Use gotenberg for HTML to PDF conversion #396

dhimmel · 2020-11-29T13:41:50Z

Originally mentioned by @agitter at #393 (comment), gotenberg is a:

Docker-powered stateless API for converting HTML, Markdown and Office documents to PDF

Since we're looking at replacing athenapdf with pagedjs-cli in #394, it also makes sense to evaluate gotenberg.

Links:

dhimmel · 2020-11-29T13:45:16Z

One challenge is that the Docker image is large: 844 MB for thecodingmachine/gotenberg:6.3.1. This compares to 291 MB for arachnysdocker/athenapdf:2.16.0

dhimmel · 2020-11-29T14:05:04Z

conversion from a URL

First run the docker:

docker run --rm --publish 3000:3000 thecodingmachine/gotenberg:6.3

Second make an API call to export the manuscript

curl --request POST \
    --url http://localhost:3000/convert/url \
    --header 'Content-Type: multipart/form-data' \
    --form remoteURL=https://manubot.github.io/rootstock/v/97b294802ffcd39071b6e5b8ab59f60faf4be118/ \
    --output output/gotenberg.pdf

Result at gotenberg.pdf looks good (similar to athenapdf).

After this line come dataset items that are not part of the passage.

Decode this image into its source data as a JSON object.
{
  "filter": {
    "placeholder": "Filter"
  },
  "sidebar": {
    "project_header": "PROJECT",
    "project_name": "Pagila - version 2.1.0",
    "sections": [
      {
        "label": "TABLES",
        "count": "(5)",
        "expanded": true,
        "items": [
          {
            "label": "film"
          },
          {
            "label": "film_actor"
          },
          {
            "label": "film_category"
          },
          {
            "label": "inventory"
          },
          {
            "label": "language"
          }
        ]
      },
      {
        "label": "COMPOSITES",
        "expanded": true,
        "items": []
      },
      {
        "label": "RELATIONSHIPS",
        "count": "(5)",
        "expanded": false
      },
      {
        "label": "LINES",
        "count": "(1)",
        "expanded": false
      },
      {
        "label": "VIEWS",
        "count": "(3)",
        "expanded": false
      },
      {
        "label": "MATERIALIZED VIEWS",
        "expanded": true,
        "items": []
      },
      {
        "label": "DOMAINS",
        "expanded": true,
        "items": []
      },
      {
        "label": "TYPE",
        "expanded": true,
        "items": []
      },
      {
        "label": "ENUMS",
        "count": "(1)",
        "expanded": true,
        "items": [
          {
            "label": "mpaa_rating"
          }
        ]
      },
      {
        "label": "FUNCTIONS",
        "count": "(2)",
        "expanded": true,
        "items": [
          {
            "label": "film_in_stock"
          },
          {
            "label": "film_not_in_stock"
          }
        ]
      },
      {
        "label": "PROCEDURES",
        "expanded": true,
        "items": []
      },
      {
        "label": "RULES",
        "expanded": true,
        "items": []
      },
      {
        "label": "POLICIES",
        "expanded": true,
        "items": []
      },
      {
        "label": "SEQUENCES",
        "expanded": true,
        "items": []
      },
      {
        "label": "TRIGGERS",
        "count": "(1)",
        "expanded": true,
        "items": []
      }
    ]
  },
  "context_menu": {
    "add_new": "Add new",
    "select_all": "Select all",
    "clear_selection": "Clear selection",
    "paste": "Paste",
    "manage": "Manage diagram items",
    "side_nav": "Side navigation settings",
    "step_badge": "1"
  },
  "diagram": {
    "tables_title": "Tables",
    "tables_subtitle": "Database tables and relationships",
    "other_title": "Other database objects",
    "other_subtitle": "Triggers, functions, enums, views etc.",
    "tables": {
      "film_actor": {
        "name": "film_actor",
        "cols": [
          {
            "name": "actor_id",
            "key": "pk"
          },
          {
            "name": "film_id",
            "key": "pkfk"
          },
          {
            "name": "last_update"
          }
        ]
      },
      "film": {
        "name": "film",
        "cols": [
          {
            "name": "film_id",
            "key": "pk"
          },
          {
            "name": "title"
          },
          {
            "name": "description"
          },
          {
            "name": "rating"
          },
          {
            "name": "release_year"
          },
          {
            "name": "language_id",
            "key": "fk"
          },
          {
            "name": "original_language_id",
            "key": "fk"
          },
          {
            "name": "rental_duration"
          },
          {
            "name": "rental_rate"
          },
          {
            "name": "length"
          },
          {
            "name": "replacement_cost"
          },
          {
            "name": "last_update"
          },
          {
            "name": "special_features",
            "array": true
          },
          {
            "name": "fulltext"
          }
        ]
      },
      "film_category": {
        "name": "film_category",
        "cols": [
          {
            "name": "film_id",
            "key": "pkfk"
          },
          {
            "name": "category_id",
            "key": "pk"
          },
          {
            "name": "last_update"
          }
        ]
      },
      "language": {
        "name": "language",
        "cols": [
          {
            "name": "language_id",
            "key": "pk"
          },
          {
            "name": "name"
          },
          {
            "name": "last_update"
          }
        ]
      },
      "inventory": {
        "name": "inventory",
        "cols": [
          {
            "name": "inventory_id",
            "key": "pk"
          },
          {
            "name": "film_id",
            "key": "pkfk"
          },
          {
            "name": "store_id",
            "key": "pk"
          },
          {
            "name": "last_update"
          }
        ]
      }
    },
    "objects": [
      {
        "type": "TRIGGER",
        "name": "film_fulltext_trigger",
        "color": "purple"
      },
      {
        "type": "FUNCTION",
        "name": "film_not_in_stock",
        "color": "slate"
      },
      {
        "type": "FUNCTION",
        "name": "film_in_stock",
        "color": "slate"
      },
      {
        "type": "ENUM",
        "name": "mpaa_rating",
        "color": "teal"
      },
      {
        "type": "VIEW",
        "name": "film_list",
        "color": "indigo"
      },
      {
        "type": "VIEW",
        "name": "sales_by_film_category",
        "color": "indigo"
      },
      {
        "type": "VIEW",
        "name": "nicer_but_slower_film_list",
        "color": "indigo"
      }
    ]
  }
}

castedo · 2022-10-06T21:30:55Z

@dhimmel It looks like manubot has settled on using WeasyPrint for HTML -> PDF conversion. Is this correct?

In my current manubot-like workflow (but not manubot) I use pandoc to generate JATS XML from markdown and then I generate HTML and PDF from JATS XML as an independent stage. I'm starting to think generating both HTML and PDF from the same JATS XML is a mistake. I'm now considering doing just JATS XML -> HTML -> PDF using WeasyPrint.

Any advice?

(It's a long explanation why I'm not doing markdown directly to HTML).

agitter · 2023-05-30T21:16:43Z

I'm revisiting this after @vincerubinetti pointed out that athenapdf has been archived in #254 (comment)

It may be time to look more seriously into pagedjs-cli versus gotenberg as an athenapdf replacement. Based on @dhimmel's old comment above, it looks like gotenberg worked in initial testing. The latest gotenberg image 7.8.3 is now somewhat smaller at 644MB.

castedo · 2023-05-30T21:35:36Z

FWIW, I've gone pretty far down the WeasyPrint path and gotten good results. I've gotten good results in large part because I'm careful to use fairly old HTML/CSS features. An example is the PDF link off this page:
https://popgen.es/H5NOlCVM9P5Vv4LbeuwJsaME8kM/1.1/
The PDF is by WeasyPrint from a subset of the webpage content.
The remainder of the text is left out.